With an academic background in History, Psychology, and Comparative Literature—and experience working across European and Islamic art history—she brings an interdisciplinary perspective to the relationship between visual culture, politics, and historical memory. Each week, we dive into the powerful relationship between visual culture, political propaganda, resistance movements, and historical memory—through films, key texts, and guided discussion.
This series is designed for anyone curious about how art and cinema shape the way we understand war, colonialism, power, and liberation.
What to Expect Each Week
(DECEMBER 2025) Week 1 — War, Anti-War Discourse & Propaganda
How do states use imagery, film, and literature to justify war?
We look at representations of soldiers, the machinery of propaganda, and artistic responses that challenge the glorification of violence.
Film: Paths of Glory — Stanley Kubrick
Readings: Wilfred Owen, Ezra Pound, Nazım Hikmet
(JANUARY 2026) Week 2 — Colonial Mindset, Imperial Violence & Representation
Understanding the cultural and psychological foundations of empire.
We examine how colonial powers portrayed themselves and the people they ruled, and how violence was justified and aestheticised.
Film: Apocalypse Now — Francis Ford Coppola
Readings: Thomas Pakenham, Joseph Conrad, Rudyard Kipling
(THIS SESSION, FEBRUARY 2026) Week 3 — Decolonisation, Resistance & Revolutionary Imagery
How does art contribute to anti-colonial struggle?
This session explores guerrilla movements, ethics of resistance, and the role of cinema in shaping revolutionary identity.
Film: The Battle of Algiers — Gillo Pontecorvo
Readings: Mahmoud Darwish, Frantz Fanon
Week 4 — Fascism, Nazism & Art as Propaganda
A deep look into how totalitarian regimes crafted their visual language to control society.
We discuss spectacle, mass choreography, myth-making, and the aesthetics of power.
Film: Triumph of the Will — Leni Riefenstahl
Materials: Nazi visual archives, Toby Clark’s Art of Propaganda, Bertolt Brecht
Week 5 — Palestine, Oppression & Comparative Frameworks
An analytical (not equivalential) discussion connecting structures of occupation, surveillance, and resistance across different historical moments.
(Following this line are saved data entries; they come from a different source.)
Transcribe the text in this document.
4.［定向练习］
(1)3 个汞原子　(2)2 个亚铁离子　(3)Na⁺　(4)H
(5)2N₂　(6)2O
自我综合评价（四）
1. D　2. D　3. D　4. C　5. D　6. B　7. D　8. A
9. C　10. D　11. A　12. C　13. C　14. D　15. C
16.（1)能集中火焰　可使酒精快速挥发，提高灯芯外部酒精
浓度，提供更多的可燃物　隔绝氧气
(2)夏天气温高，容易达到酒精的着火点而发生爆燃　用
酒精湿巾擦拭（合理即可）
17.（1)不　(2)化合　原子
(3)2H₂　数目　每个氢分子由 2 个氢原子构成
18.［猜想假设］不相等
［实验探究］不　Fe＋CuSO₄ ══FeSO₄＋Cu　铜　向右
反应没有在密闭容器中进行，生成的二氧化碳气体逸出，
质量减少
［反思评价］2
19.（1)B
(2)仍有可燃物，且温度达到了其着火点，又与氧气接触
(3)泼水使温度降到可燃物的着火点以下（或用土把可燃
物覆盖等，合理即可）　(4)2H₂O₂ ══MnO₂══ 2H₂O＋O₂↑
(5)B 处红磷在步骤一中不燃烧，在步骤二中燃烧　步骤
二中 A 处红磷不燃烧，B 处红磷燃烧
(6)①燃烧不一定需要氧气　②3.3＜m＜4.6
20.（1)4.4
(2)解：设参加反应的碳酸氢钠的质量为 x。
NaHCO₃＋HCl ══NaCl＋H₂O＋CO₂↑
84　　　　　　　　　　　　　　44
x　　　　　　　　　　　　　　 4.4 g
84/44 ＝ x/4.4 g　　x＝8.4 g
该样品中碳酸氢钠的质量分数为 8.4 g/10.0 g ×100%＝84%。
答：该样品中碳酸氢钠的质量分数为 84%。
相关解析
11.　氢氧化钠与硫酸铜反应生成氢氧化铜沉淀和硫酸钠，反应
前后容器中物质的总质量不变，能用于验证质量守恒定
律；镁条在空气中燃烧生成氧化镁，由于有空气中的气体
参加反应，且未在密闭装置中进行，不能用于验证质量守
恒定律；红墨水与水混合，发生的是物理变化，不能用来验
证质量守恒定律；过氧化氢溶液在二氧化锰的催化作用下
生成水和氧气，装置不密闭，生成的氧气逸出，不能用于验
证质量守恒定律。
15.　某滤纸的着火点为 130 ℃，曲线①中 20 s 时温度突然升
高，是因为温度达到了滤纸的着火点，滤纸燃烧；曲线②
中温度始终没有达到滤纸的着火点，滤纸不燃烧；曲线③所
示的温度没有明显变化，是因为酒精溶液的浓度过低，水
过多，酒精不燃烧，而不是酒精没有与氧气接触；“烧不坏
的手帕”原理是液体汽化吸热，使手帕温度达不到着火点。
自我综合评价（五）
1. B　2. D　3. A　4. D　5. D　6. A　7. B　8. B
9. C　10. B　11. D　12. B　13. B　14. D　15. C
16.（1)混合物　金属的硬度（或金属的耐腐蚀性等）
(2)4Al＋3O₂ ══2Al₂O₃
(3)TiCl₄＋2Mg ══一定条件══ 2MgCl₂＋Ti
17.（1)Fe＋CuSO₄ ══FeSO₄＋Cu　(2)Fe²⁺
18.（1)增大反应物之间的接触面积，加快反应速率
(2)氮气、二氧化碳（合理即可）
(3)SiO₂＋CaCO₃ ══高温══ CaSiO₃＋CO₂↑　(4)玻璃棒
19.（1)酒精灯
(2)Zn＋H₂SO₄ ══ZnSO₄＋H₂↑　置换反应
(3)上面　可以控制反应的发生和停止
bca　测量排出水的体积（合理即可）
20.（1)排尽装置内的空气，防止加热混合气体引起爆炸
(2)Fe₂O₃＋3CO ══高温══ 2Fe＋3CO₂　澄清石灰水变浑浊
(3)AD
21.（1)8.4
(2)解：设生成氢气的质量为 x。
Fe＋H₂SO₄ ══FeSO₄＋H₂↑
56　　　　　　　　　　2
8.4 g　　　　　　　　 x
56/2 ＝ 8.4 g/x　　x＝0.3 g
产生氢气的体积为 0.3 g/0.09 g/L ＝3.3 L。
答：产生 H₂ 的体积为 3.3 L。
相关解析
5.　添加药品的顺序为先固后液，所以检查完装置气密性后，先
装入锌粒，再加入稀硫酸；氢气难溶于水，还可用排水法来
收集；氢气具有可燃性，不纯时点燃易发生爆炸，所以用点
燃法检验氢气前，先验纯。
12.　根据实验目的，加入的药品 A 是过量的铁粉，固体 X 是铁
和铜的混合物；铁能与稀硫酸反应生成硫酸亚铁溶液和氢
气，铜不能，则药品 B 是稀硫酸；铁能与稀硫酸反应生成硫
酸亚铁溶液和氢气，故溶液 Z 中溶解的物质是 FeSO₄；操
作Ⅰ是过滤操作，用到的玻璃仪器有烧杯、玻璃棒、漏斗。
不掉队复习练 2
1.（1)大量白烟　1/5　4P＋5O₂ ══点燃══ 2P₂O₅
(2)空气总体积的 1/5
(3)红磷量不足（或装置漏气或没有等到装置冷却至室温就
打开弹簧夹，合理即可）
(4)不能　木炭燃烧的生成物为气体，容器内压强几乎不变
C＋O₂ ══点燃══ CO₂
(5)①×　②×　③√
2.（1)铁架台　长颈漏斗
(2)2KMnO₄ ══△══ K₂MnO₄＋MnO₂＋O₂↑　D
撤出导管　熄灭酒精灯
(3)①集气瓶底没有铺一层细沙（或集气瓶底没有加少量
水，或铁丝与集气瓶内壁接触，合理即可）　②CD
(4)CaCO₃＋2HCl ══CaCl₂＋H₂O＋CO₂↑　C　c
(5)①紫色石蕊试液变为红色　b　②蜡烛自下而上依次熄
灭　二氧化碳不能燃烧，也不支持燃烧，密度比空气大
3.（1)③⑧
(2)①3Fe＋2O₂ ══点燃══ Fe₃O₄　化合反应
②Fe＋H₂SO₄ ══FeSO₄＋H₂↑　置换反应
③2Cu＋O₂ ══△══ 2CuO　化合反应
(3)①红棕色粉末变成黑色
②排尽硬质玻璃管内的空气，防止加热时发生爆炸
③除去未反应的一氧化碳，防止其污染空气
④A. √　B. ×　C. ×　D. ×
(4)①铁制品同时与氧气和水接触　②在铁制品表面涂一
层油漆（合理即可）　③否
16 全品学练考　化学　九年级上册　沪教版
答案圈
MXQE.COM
We explore how contemporary Palestinian cinema expresses struggle and hope.
Film: Omar — Hany Abu-Assad
Readings: Mahmoud Darwish
Why Join This Series?
- Open to all backgrounds—no prior knowledge required
- Learn to “read” films, images, and historical narratives critically
- Engage in guided discussions in a supportive environment
- Connect global histories with contemporary issues
- Gain interdisciplinary perspectives from art history, politics, and cultural studies
About the Organiser
Turken Foundation UK
Established in 2015, TURKEN Foundation UK is a broad and diverse body that aims to serve students in further and higher education across the UK. It is a non-governmental, non-profit organisation that aims to help newcomer students adapt to British culture, lifestyle, the city itself and the institutions. It prepares a conducive environment for students to thrive and makes their studies more effective. It improves students' lives in an ever-changing, complex global society and fulfils their needs for housing, transportation, communication and all other requirements related to their education. In September 2019, Turken Foundation UK moved a new office, which will be a central meeting point for newcomers and current university students in London.